Joff Wild

This time tomorrow, voters in the UK will be going to the polls in what is undoubtedly the most important election they have ever taken part in (the Scots, perhaps, aside). At stake is the UK’s membership of the European Union. On the ballot paper we will see the following:

Should the United Kingdom remain a member of the European Union or leave the European Union?

Remain a member of the European Union

Leave the European Union

Each of us will put a cross next to either the first or second option.

It has been a long campaign and one that has become increasingly acrimonious. I have certainly never been through anything like it before. Referendums are stark, binary choices; unlike normal elections you do not get an opportunity to change your mind four or five years later – the result is permanent. That has clearly affected the tone of the debate. There is no proof that the murder of the Labour MP Jo Cox late last week was linked to current events; that it may be is horrible, but not impossible.

In terms of framing, the Remain side has focused on two key issues: the economy and security. Their argument is that the UK is safer on both counts as a member of the EU. For the Leave side, the emphasis has been on immigration and sovereignty. Too much British law is made in Brussels, they argue, while free movement of peoples among the 28 member states means that the UK has no control over the numbers coming into the country, so putting public services and wage levels under pressure. Those are the bare bones. Leave has christened the Remain campaign Project Fear; Remain has labelled the Leave campaign dishonest and xenophobic. It’s fair to say that neither side has covered itself in glory.

For IP owners, the outcome will have a major impact if the decision goes in Leave’s favour. As discussed previously, at the very least the EU unitary patent and Unified Patent Court project is likely to be put on hold for a few years; something that EPO president Benoît Battistelli stated once again in an interview last week. What won’t happen, though, is that the UK will leave the European Patent Convention – that is entirely separate to the EU and so will not be affected by the vote. You’ll still be able to get UK patent coverage via the EPO, while UK courts will still interpret European patent law – so there won’t be any major changes to the European patent regime as it stands.

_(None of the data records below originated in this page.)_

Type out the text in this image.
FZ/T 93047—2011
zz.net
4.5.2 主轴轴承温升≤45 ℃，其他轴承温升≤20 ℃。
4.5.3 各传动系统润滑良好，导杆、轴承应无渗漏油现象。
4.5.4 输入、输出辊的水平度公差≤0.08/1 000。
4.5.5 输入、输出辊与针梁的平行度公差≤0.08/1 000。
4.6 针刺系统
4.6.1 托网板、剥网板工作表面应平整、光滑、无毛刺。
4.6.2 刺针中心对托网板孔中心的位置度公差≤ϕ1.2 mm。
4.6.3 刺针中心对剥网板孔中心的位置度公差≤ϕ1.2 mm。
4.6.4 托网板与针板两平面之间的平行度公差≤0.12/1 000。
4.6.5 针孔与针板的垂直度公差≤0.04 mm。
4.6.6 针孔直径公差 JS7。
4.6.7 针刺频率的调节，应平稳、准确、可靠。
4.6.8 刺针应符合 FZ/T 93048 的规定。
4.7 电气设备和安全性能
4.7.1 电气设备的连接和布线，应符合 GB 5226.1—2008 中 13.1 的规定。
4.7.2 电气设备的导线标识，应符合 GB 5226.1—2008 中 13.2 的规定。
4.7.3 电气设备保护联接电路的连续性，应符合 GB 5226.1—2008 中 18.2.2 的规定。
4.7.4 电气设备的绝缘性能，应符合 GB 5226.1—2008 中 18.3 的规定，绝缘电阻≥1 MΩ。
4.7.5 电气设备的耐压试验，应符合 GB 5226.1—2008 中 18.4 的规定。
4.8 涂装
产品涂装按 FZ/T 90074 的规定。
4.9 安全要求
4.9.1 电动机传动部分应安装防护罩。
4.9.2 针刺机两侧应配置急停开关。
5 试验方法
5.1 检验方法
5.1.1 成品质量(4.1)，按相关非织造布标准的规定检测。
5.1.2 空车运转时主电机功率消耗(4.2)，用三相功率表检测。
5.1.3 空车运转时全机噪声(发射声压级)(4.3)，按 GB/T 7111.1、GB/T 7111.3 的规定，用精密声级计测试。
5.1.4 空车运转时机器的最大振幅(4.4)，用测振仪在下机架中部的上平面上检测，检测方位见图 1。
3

Beyond patents, following a Leave vote the UK will withdraw from the Community trademark and design systems; that will be a complicated process and the timetable will be uncertain, but it will result in increased costs as in future the UK will have to be a separate registration if coverage is required here. Depending on the final Brexit deal reached, the UK may no longer be subject to any EU IP-related legislation. More intangibly, a strong, common law perspective on IP rights will be lost to the EU, as will a major global IP power. In short, it will be a big deal.

As to what the result will be, it’s impossible to say with much certainty. There had been a big move to Leave in the opinion polls, but then Remain pegged things back. Right now they are basically even. The betting markets, however, believe Remain is the strong favourite; while the financial markets seem to have made the same calculation. I am rather less sure.

My hunch is that Leave will just squeak it, perhaps thanks to postal votes – many of which will have been cast at a time when the Leave lead in the opinion polls was at its highest. A lot of British voters see the referendum as an opportunity to send a strong rebuke to what they consider an uncaring elite that is deaf to their needs; while in any number of mainly deprived communities the issue of immigration is by far the biggest concern. Whether it is actually the case in reality or not, many voters do not feel they have much to lose by a vote to quit the EU.

The polls close at 10.00 pm UK time tomorrow and the first results are expected at around 2.00 am on Friday. By 4.00 am we should have a very good idea what the final outcome will be. When the British wake up on Friday morning they will know whether everything has stayed the same or has changed completely. It’s going to be one hell of a 36 hours.